I am trying to do an implematation of trilateration. Funtion gets three 3d cordiantes and distances from base stations for every cordinate. It must return postion of the point in 3d space trilateration.
def trilateration(P1, P2, P3, r1, r2, r3):
p1 = np.array([0, 0, 0])
p2 = np.array([P2[0] - P1[0], P2[1] - P1[1], P2[2] - P1[2]])
p3 = np.array([P3[0] - P1[0], P3[1] - P1[1], P3[2] - P1[2]])
v1 = p2 - p1
v2 = p3 - p1
Xn = (v1)/np.linalg.norm(v1)
tmp = np.cross(v1, v2)
Zn = (tmp)/np.linalg.norm(tmp)
Yn = np.cross(Xn, Zn)
i = np.dot(Xn, v2)
d = np.dot(Xn, v1)
j = np.dot(Yn, v2)
X = ((r1**2)-(r2**2)+(d**2))/(2*d)
Y = (((r1**2)-(r3**2)+(i**2)+(j**2))/(2*j))-((i/j)*(X))

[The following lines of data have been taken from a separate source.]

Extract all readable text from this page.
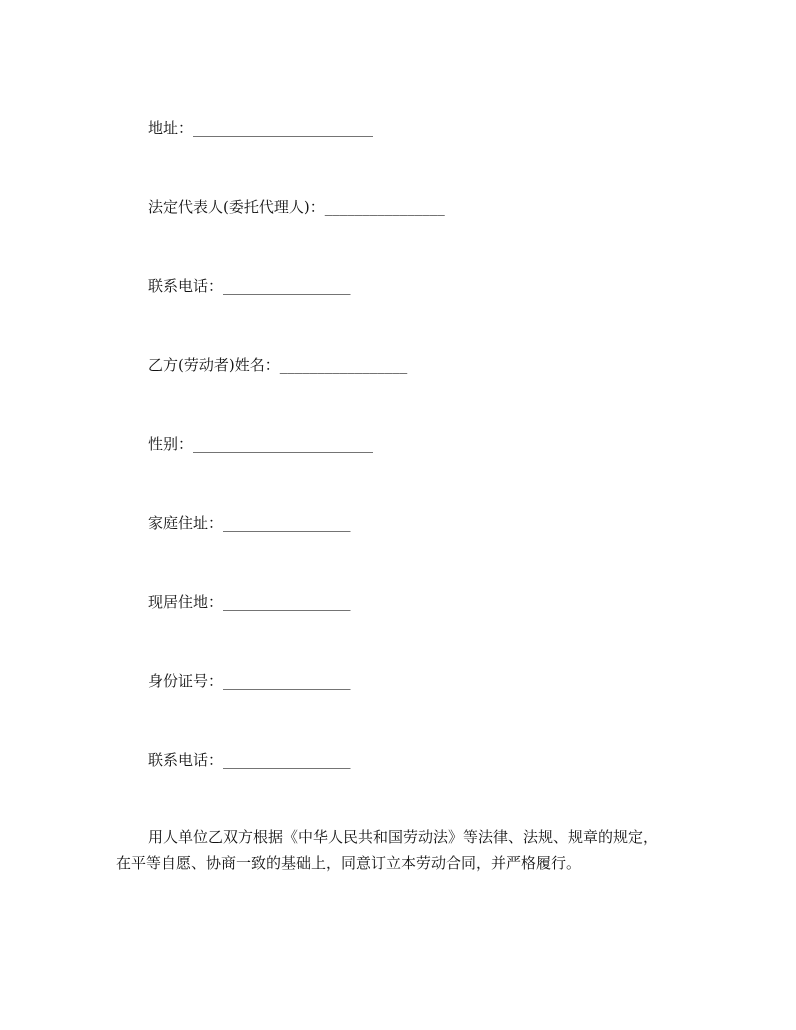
地址：________________________
法定代表人(委托代理人)：________________
联系电话：_________________
乙方(劳动者)姓名：_________________
性别：________________________
家庭住址：_________________
现居住地：_________________
身份证号：_________________
联系电话：_________________
用人单位乙双方根据《中华人民共和国劳动法》等法律、法规、规章的规定，
在平等自愿、协商一致的基础上，同意订立本劳动合同，并严格履行。
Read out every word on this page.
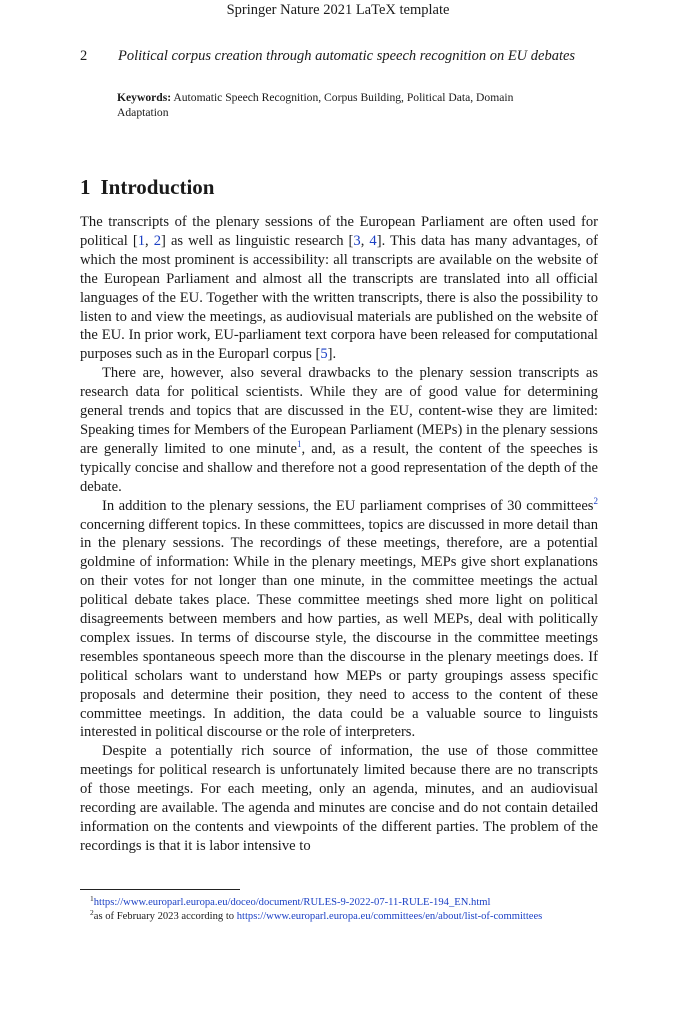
Springer Nature 2021 LaTeX template
2 Political corpus creation through automatic speech recognition on EU debates
Keywords: Automatic Speech Recognition, Corpus Building, Political Data, Domain Adaptation
1 Introduction

The transcripts of the plenary sessions of the European Parliament are often used for political [1, 2] as well as linguistic research [3, 4]. This data has many advantages, of which the most prominent is accessibility: all transcripts are available on the website of the European Parliament and almost all the transcripts are translated into all official languages of the EU. Together with the written transcripts, there is also the possibility to listen to and view the meetings, as audiovisual materials are published on the website of the EU. In prior work, EU-parliament text corpora have been released for computational purposes such as in the Europarl corpus [5].

There are, however, also several drawbacks to the plenary session transcripts as research data for political scientists. While they are of good value for determining general trends and topics that are discussed in the EU, content-wise they are limited: Speaking times for Members of the European Parliament (MEPs) in the plenary sessions are generally limited to one minute$^1$, and, as a result, the content of the speeches is typically concise and shallow and therefore not a good representation of the depth of the debate.

In addition to the plenary sessions, the EU parliament comprises of 30 committees$^2$ concerning different topics. In these committees, topics are discussed in more detail than in the plenary sessions. The recordings of these meetings, therefore, are a potential goldmine of information: While in the plenary meetings, MEPs give short explanations on their votes for not longer than one minute, in the committee meetings the actual political debate takes place. These committee meetings shed more light on political disagreements between members and how parties, as well MEPs, deal with politically complex issues. In terms of discourse style, the discourse in the committee meetings resembles spontaneous speech more than the discourse in the plenary meetings does. If political scholars want to understand how MEPs or party groupings assess specific proposals and determine their position, they need to access to the content of these committee meetings. In addition, the data could be a valuable source to linguists interested in political discourse or the role of interpreters.

Despite a potentially rich source of information, the use of those committee meetings for political research is unfortunately limited because there are no transcripts of those meetings. For each meeting, only an agenda, minutes, and an audiovisual recording are available. The agenda and minutes are concise and do not contain detailed information on the contents and viewpoints of the different parties. The problem of the recordings is that it is labor intensive to

$^1$https://www.europarl.europa.eu/doceo/document/RULES-9-2022-07-11-RULE-194_EN.html
$^2$as of February 2023 according to https://www.europarl.europa.eu/committees/en/about/list-of-committees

Z1 = np.sqrt(r1**2-X**2-Y**2)
Z2 = np.sqrt(r1**2-X**2-Y**2)*(-1)
K1 = P1 + X*Xn + Y * Yn + Z1 * Zn
K2 = p1 + X * Xn + Y * Yn - Z2 * Zn
return K1
I have a test example. With those cordinates and distances P1=(2,2,0), P2=(3,3,0), P3=(1,4,0) r1=1, r2=1, r3=1.4142, it shoudl return P=(2,3,0).
But it is returnig [3.33253331 1.66746669 1.33373281]
The problem comes from the expression given to sqrt that is slightly negative due to numerical imprecision. This will fix it:
Z1 = np.sqrt(max(0, r1**2-X**2-Y**2))
Z2 = -Z1
Changing these lines give me the correct result: [1.99999361 3.00000639 0.]
Note: If the point lies on the same plane as the other 3 points, the Z value will be 0, otherwise there are two solutions. Also, providing precise values for r1, r2, and r3 is very important, as mentioned by @meowgoesthedog. However, even with precise values, you always need to be careful about floating point imprecisions and safely use sqrt.